店主のふじいさんは、当時、今のぼくと同い年か年下くらいだったと思う。今もそうだけど、ふじいさん特有の独特なテンポがある。気になるアイテムを手に取ると、ヴィンテージの知識やブランドの成り立ちを詳しく教えてくださる。プライスタグに手書きでブランド名や年代が書いてあり、判子された値段がリズミカルに並んでいる。試着室はレジ横の戸の先にあって、物置きのような狭い空間で、そこに入ると京都でもアメリカでもないどこか違う場所にワープしている気がした。京都で1番不思議な空間だったかもしれない。とにかく、ふじいさんが創り出した店であり、空間であることは間違いない。それから、左京区に行く時は、インペリアルに通うようになった。むしろ、左京区の入り口であり、門となっていたようにも思う。

通い始めてから、ふじいさんから京都のことも色々と教えてもらった。インペリアルの近所のこと。例えば、熊野寮と吉田寮のこと、メトロというカルチャー好きが集うクラブがあること、ブラックライオットというバーが京大の部室棟に存在することなど…。インペリアルに集うふじいさんの友達、ーー僕にとっては京都で暮らす魅力的な大人たちーーを紹介してもらったり、ご飯やイベントに誘ってくれたり。最終的には、アメリカ買付で不在になる期間の店番にスカウトして下さった。

店とは、店主とはの礎は、インペリアルとふじいさんにあります。京都の世界観もインペリアルから広がっていっているようにも思います。

他に、シルヴィーのカナさん、ロマンチカの穂高さんといった語るに外せない2軒のお店と店主が存在するのですが、今回は長くなるので割愛します。

これらの個人店に入り浸った経験、良くしてもらった体験がかなり影響していると今となって、しみじみ気付かされます。あの頃の店主たちと同い年くらいになってしまった自分は、あの頃の店主たちのように振舞えているだろうかなど、よく考えてしまいます。

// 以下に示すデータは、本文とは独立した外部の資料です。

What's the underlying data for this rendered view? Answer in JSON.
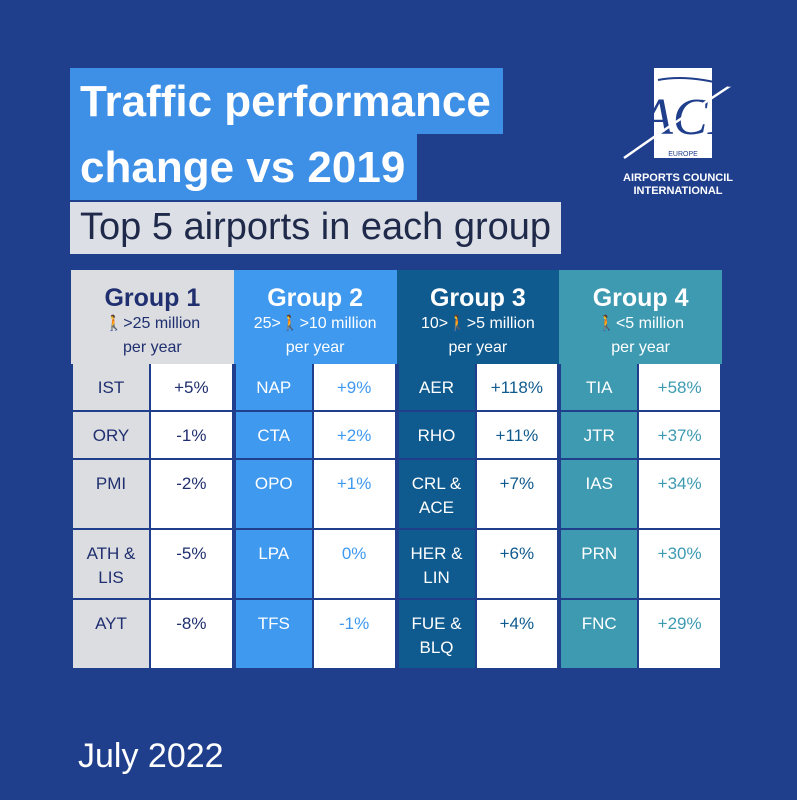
{
  "title": {
    "line1": "Traffic performance",
    "line2": "change vs 2019"
  },
  "subtitle": "Top 5 airports in each group",
  "logo": {
    "mark": "ACI",
    "region": "EUROPE",
    "name_line1": "AIRPORTS COUNCIL",
    "name_line2": "INTERNATIONAL"
  },
  "walker_icon": "person-with-luggage-icon",
  "groups": [
    {
      "name": "Group 1",
      "desc_line1": ">25 million",
      "desc_line2": "per year",
      "rows": [
        {
          "code": "IST",
          "change": "+5%"
        },
        {
          "code": "ORY",
          "change": "-1%"
        },
        {
          "code": "PMI",
          "change": "-2%"
        },
        {
          "code": "ATH &",
          "code2": "LIS",
          "change": "-5%"
        },
        {
          "code": "AYT",
          "change": "-8%"
        }
      ]
    },
    {
      "name": "Group 2",
      "desc_prefix": "25>",
      "desc_line1": ">10 million",
      "desc_line2": "per year",
      "rows": [
        {
          "code": "NAP",
          "change": "+9%"
        },
        {
          "code": "CTA",
          "change": "+2%"
        },
        {
          "code": "OPO",
          "change": "+1%"
        },
        {
          "code": "LPA",
          "change": "0%"
        },
        {
          "code": "TFS",
          "change": "-1%"
        }
      ]
    },
    {
      "name": "Group 3",
      "desc_prefix": "10>",
      "desc_line1": ">5 million",
      "desc_line2": "per year",
      "rows": [
        {
          "code": "AER",
          "change": "+118%"
        },
        {
          "code": "RHO",
          "change": "+11%"
        },
        {
          "code": "CRL &",
          "code2": "ACE",
          "change": "+7%"
        },
        {
          "code": "HER &",
          "code2": "LIN",
          "change": "+6%"
        },
        {
          "code": "FUE &",
          "code2": "BLQ",
          "change": "+4%"
        }
      ]
    },
    {
      "name": "Group 4",
      "desc_line1": "<5 million",
      "desc_line2": "per year",
      "rows": [
        {
          "code": "TIA",
          "change": "+58%"
        },
        {
          "code": "JTR",
          "change": "+37%"
        },
        {
          "code": "IAS",
          "change": "+34%"
        },
        {
          "code": "PRN",
          "change": "+30%"
        },
        {
          "code": "FNC",
          "change": "+29%"
        }
      ]
    }
  ],
  "date": "July 2022",
  "colors": {
    "background": "#1f3e8c",
    "title_bg": "#3e8fe6",
    "group1": "#dcdde0",
    "group2": "#3f99ef",
    "group3": "#0f5a8e",
    "group4": "#3d9ab1"
  }
}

むしろ、あの頃を再現したいだけ、あの頃の幻想に取り憑かれてしまっているだけなのではと薄々勘づいている自分もいます。ある側面からすると、事実なんだと思います。憧れなわけです。

それはそれとして、そんな話で古着屋インペリアルと店主のふじいさんからは、とても影響を受けています。今もインペリアルにはちょくちょく行っていて、ほんとうに自分の古巣と思える場所なので、居心地が良いのです。個人店の大先輩として、ふじいさんの凄さにも年々気付かされるというかで。

インペリアルは現在、百万遍の交差点を東に、インドネパールカレー屋の2階に広くかまえています。9年前に聖護院から移転しています。

聖護院にあった時のインペリアル




鴨川湯の継業で、インペリアルがある左京区にやってきた!ということで、今回のポップアップイベントを満を持して開催することにしました。

梅湯や源湯でやろうと思えばできたイベントですが、左京区で実現させたかったので、ほんとこの時が来たわけです。語るに語った通り、ご想像して頂ければ、心中察して頂ければ、個人的に胸熱なイベントなんです。

鴨川湯とセットで、百万遍のインペリアルにも是非行ってみてほしいです!!!!